Quand elles eurent assez du concert dont on les régalait, les baleines s’éloignèrent, et nous virâmes de bord, le nakoudah prétendant que l’apparition de ces animaux pronostiquait quelque malheur. Long-temps encore nous pûmes les voir bondir sur la lame. — Dieu soit loué ! s’écrièrent les marins ; nous venons de l’échapper belle ! – Est-ce donc si dangereux ? demandâmes-nous. — Si c’est dangereux ! répondit le patron ; je le crois bien ! mais rien qu’en se frottant contre la saïa, le bouthan[1] nous eût chavirés !

Vers les trois heures de l’après-midi, nous vîmes enfin la cime d’une montagne apparaître au-dessus des flots. Pour nous, si éloignée que fût la terre, sa vue nous rassurait : c’était un ami qui avait l’air de venir à nous.
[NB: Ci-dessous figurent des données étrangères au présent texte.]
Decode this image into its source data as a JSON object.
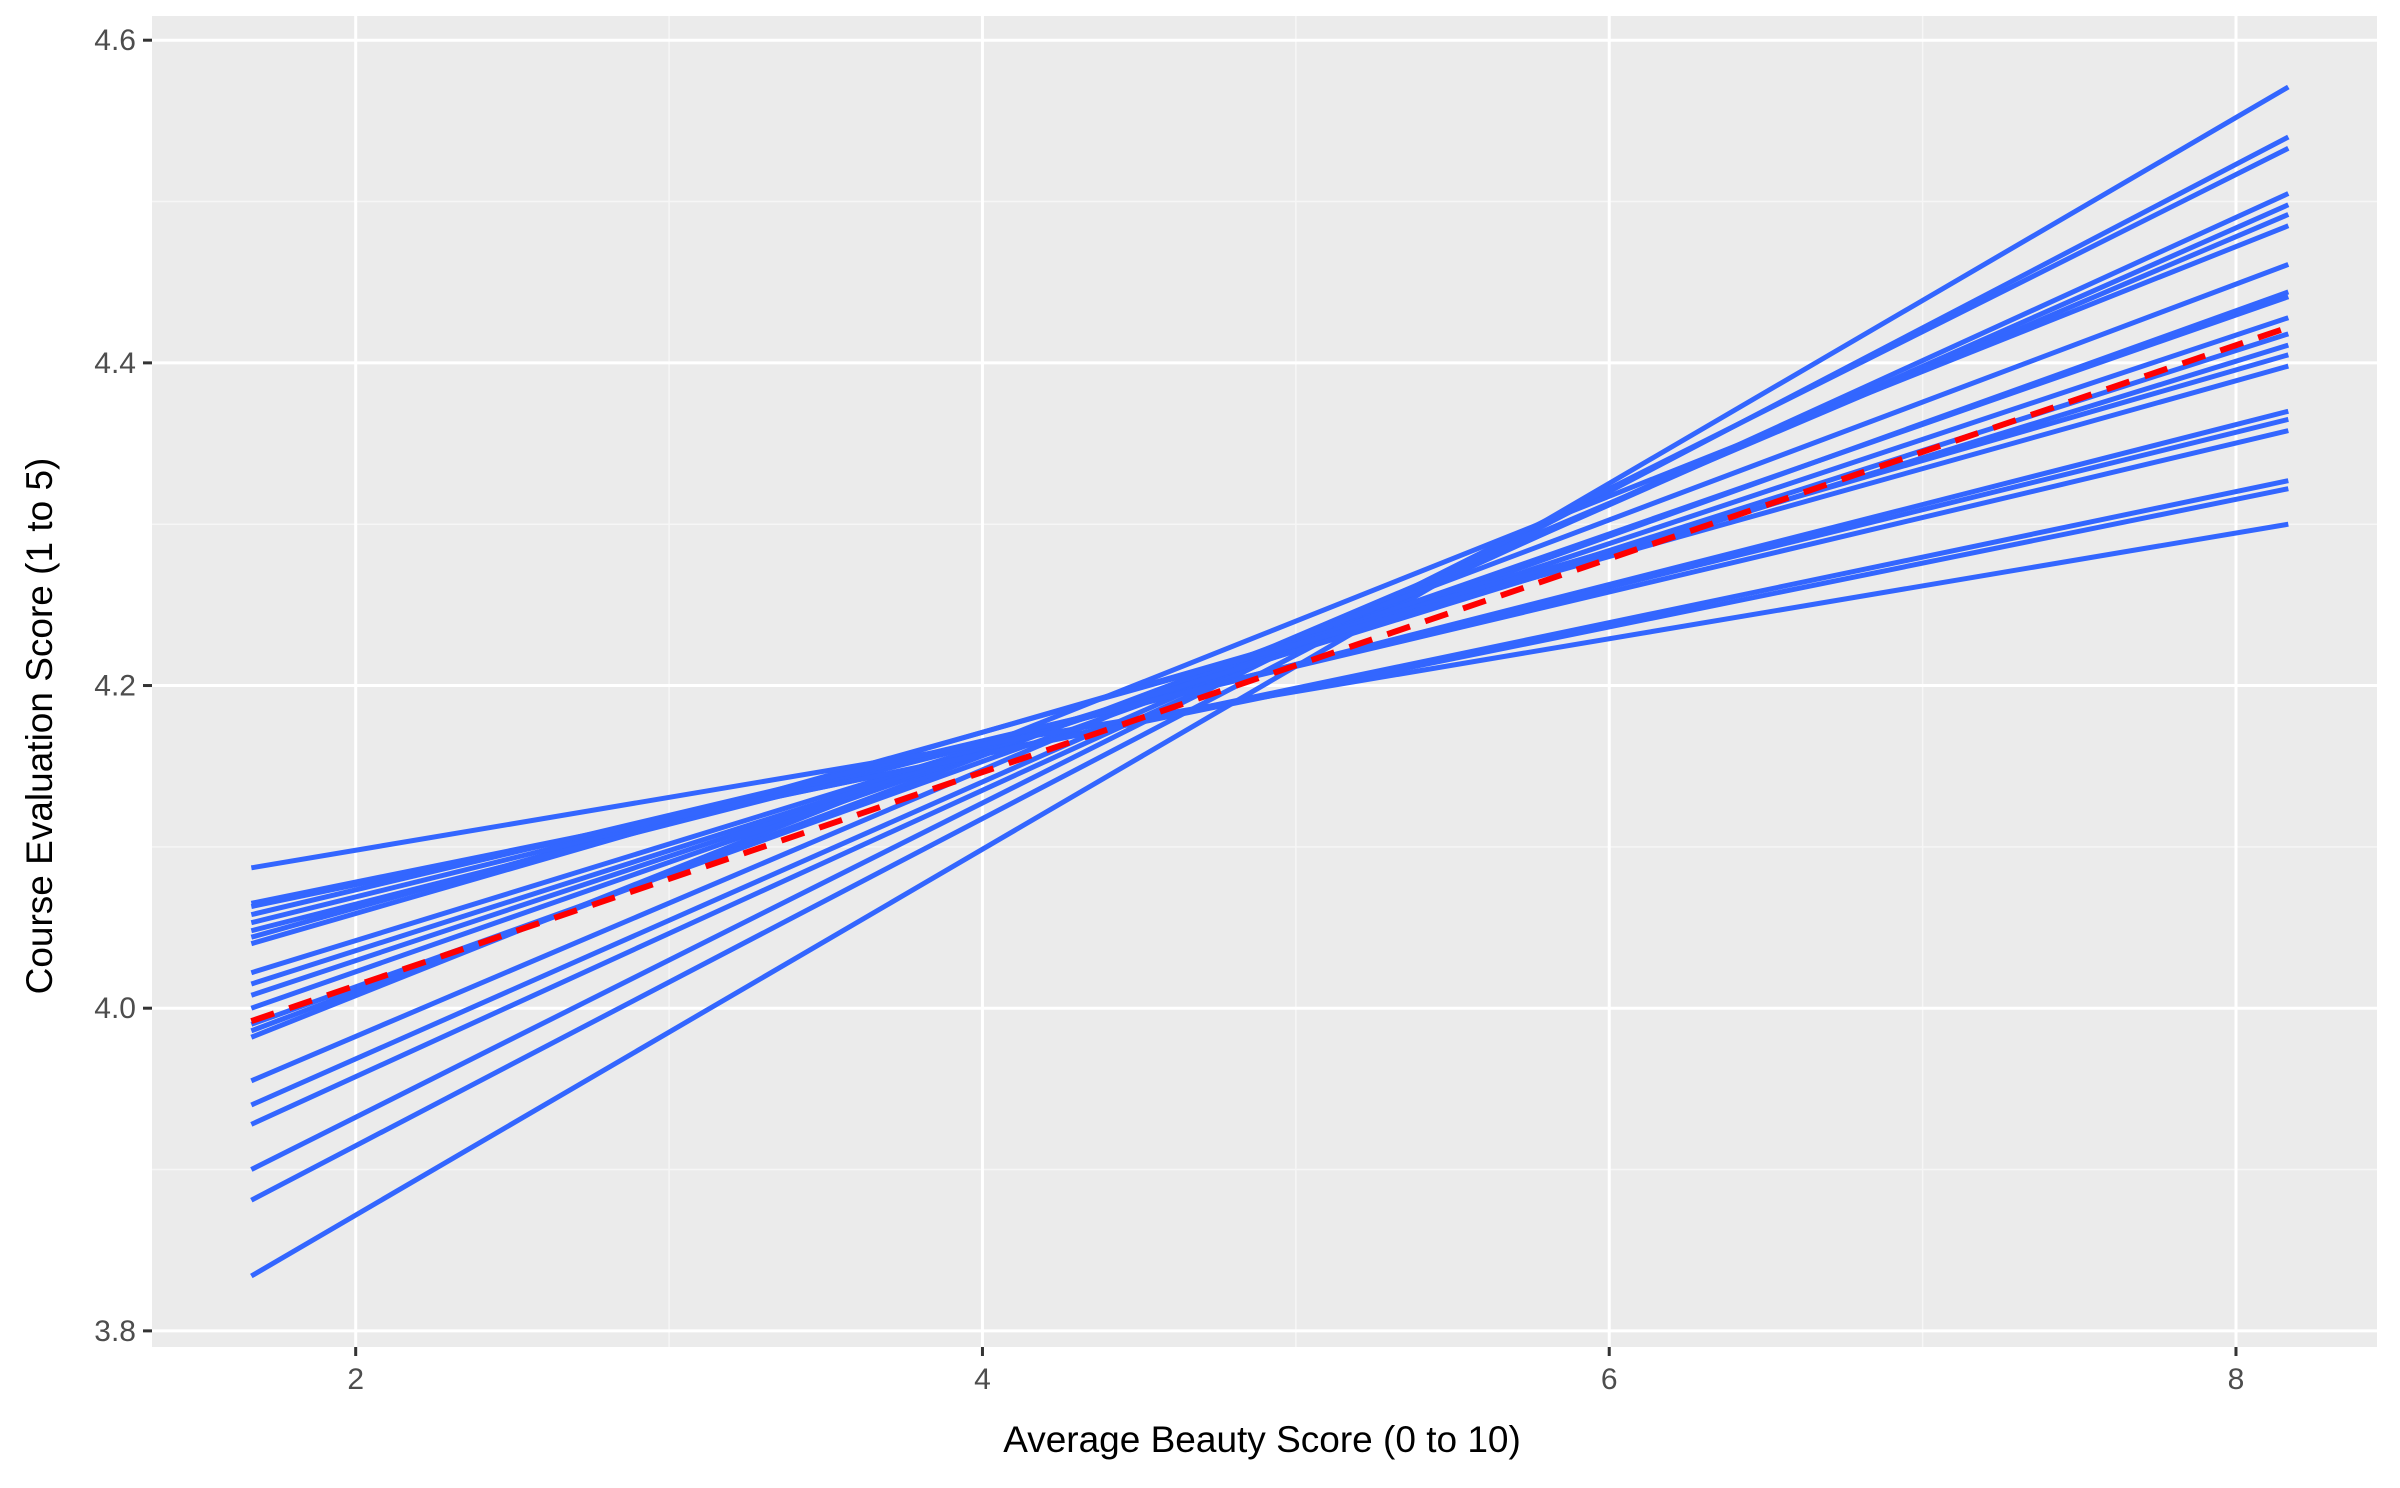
{
  "chart_data": {
    "type": "line",
    "title": "",
    "xlabel": "Average Beauty Score (0 to 10)",
    "ylabel": "Course Evaluation Score (1 to 5)",
    "xlim": [
      1.35,
      8.45
    ],
    "ylim": [
      3.79,
      4.615
    ],
    "x_ticks": [
      2,
      4,
      6,
      8
    ],
    "x_tick_labels": [
      "2",
      "4",
      "6",
      "8"
    ],
    "y_ticks": [
      3.8,
      4.0,
      4.2,
      4.4,
      4.6
    ],
    "y_tick_labels": [
      "3.8",
      "4.0",
      "4.2",
      "4.4",
      "4.6"
    ],
    "grid": true,
    "legend": "none",
    "x_range": [
      1.667,
      8.167
    ],
    "series": [
      {
        "color": "#3366FF",
        "dashed": false,
        "values": [
          3.834,
          4.571
        ]
      },
      {
        "color": "#3366FF",
        "dashed": false,
        "values": [
          3.881,
          4.54
        ]
      },
      {
        "color": "#3366FF",
        "dashed": false,
        "values": [
          3.9,
          4.533
        ]
      },
      {
        "color": "#3366FF",
        "dashed": false,
        "values": [
          3.928,
          4.505
        ]
      },
      {
        "color": "#3366FF",
        "dashed": false,
        "values": [
          3.94,
          4.498
        ]
      },
      {
        "color": "#3366FF",
        "dashed": false,
        "values": [
          3.955,
          4.492
        ]
      },
      {
        "color": "#3366FF",
        "dashed": false,
        "values": [
          3.982,
          4.485
        ]
      },
      {
        "color": "#3366FF",
        "dashed": false,
        "values": [
          3.986,
          4.461
        ]
      },
      {
        "color": "#3366FF",
        "dashed": false,
        "values": [
          3.99,
          4.444
        ]
      },
      {
        "color": "#3366FF",
        "dashed": false,
        "values": [
          4.0,
          4.441
        ]
      },
      {
        "color": "#3366FF",
        "dashed": false,
        "values": [
          4.008,
          4.428
        ]
      },
      {
        "color": "#3366FF",
        "dashed": false,
        "values": [
          4.015,
          4.418
        ]
      },
      {
        "color": "#3366FF",
        "dashed": false,
        "values": [
          4.022,
          4.411
        ]
      },
      {
        "color": "#3366FF",
        "dashed": false,
        "values": [
          4.04,
          4.405
        ]
      },
      {
        "color": "#3366FF",
        "dashed": false,
        "values": [
          4.044,
          4.398
        ]
      },
      {
        "color": "#3366FF",
        "dashed": false,
        "values": [
          4.048,
          4.37
        ]
      },
      {
        "color": "#3366FF",
        "dashed": false,
        "values": [
          4.053,
          4.365
        ]
      },
      {
        "color": "#3366FF",
        "dashed": false,
        "values": [
          4.058,
          4.358
        ]
      },
      {
        "color": "#3366FF",
        "dashed": false,
        "values": [
          4.063,
          4.327
        ]
      },
      {
        "color": "#3366FF",
        "dashed": false,
        "values": [
          4.065,
          4.322
        ]
      },
      {
        "color": "#3366FF",
        "dashed": false,
        "values": [
          4.087,
          4.3
        ]
      },
      {
        "color": "#FF0000",
        "dashed": true,
        "values": [
          3.992,
          4.422
        ]
      }
    ]
  },
  "colors": {
    "panel_background": "#EBEBEB",
    "grid_major": "#FFFFFF",
    "grid_minor": "#F6F6F6",
    "series_line": "#3366FF",
    "mean_line": "#FF0000",
    "tick_label": "#4D4D4D",
    "tick_mark": "#333333"
  }
}
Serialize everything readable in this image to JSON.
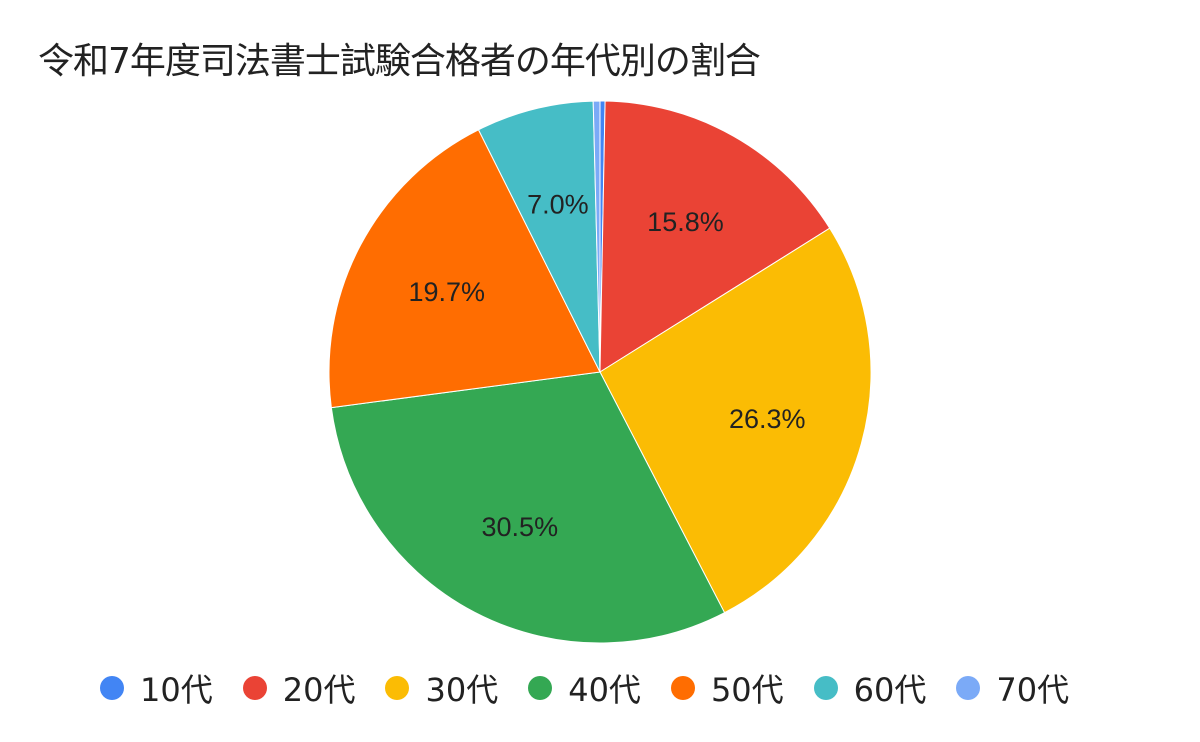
{
  "chart_data": {
    "type": "pie",
    "title": "令和7年度司法書士試験合格者の年代別の割合",
    "categories": [
      "10代",
      "20代",
      "30代",
      "40代",
      "50代",
      "60代",
      "70代"
    ],
    "values": [
      0.3,
      15.8,
      26.3,
      30.5,
      19.7,
      7.0,
      0.4
    ],
    "data_labels": [
      "",
      "15.8%",
      "26.3%",
      "30.5%",
      "19.7%",
      "7.0%",
      ""
    ],
    "colors": [
      "#4285f4",
      "#ea4335",
      "#fbbc04",
      "#34a853",
      "#ff6d01",
      "#46bdc6",
      "#7baaf7"
    ],
    "start_angle": "12 o'clock, clockwise",
    "legend_position": "bottom"
  },
  "title": "令和7年度司法書士試験合格者の年代別の割合",
  "legend": [
    {
      "label": "10代",
      "color": "#4285f4"
    },
    {
      "label": "20代",
      "color": "#ea4335"
    },
    {
      "label": "30代",
      "color": "#fbbc04"
    },
    {
      "label": "40代",
      "color": "#34a853"
    },
    {
      "label": "50代",
      "color": "#ff6d01"
    },
    {
      "label": "60代",
      "color": "#46bdc6"
    },
    {
      "label": "70代",
      "color": "#7baaf7"
    }
  ]
}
Peu à peu, la montagne grandit ; en une demi-heure, elle devint distincte, et bientôt se montrèrent les dunes jaunes qui entouraient sa base. Nous faisions route sur la pointe sud de l’île de Camaran, et deux heures plus tard nous passions à côté d’îlots placés un peu en avant du canal étroit et toujours calme qui sépare la grande île de la côte. À cette heure, les bancs de sable étaient littéralement couverts d’oiseaux, et de tous les points du ciel arrivaient encore des nuées de mouettes. Des milliers d’ailes battaient l’air, ou s’ouvraient sans se refermer, comme pour accaparer une place plus large sur la grève. Nous pouvions entendre les bruyantes clameurs qui partaient de chacune de ces Babels aériennes : les goélands se lamentaient, ou aboyaient comme des chiens enroués ; les hérons, les butors, les aigrettes, jetaient leur cri étrange ; les pélicans faisaient entendre une voix plus grave ; les courlis sifflaient une longue plainte, et le bruit du vent et des vagues servait de base harmonique à cette tempête de notes aigres et tristes.

Le dernier rayon du soleil vint dorer les falaises blanches de la côte, et joua sur les élégantes cimes de quelques dattiers et d’un bouquet de doums[2], qui avaient poussé dans le sable ; puis, cette lumière pourpre, tombant sur les mille facettes des flots, sema d’étincelles rouges leur azur sombre, ou se décomposa à travers les molécules aqueuses arrachées par le vent à la crête de chaque lame : alors on put voir des myriades d’arcs-en-ciel éphémères dansant à la surface de la mer. Une heure plus tard, les dernières bouffées de la tempête qui allait s’assoupir nous poussaient dans le port de Camaran, où nous mouillâmes. La petite rade était tranquille ; quelques sambouks dormaient

  1. Nom arabe de la baleine, qui a évidemment la même racine que léviathan.
  2. Doum, cricifera thebaïca (espèce de palmier).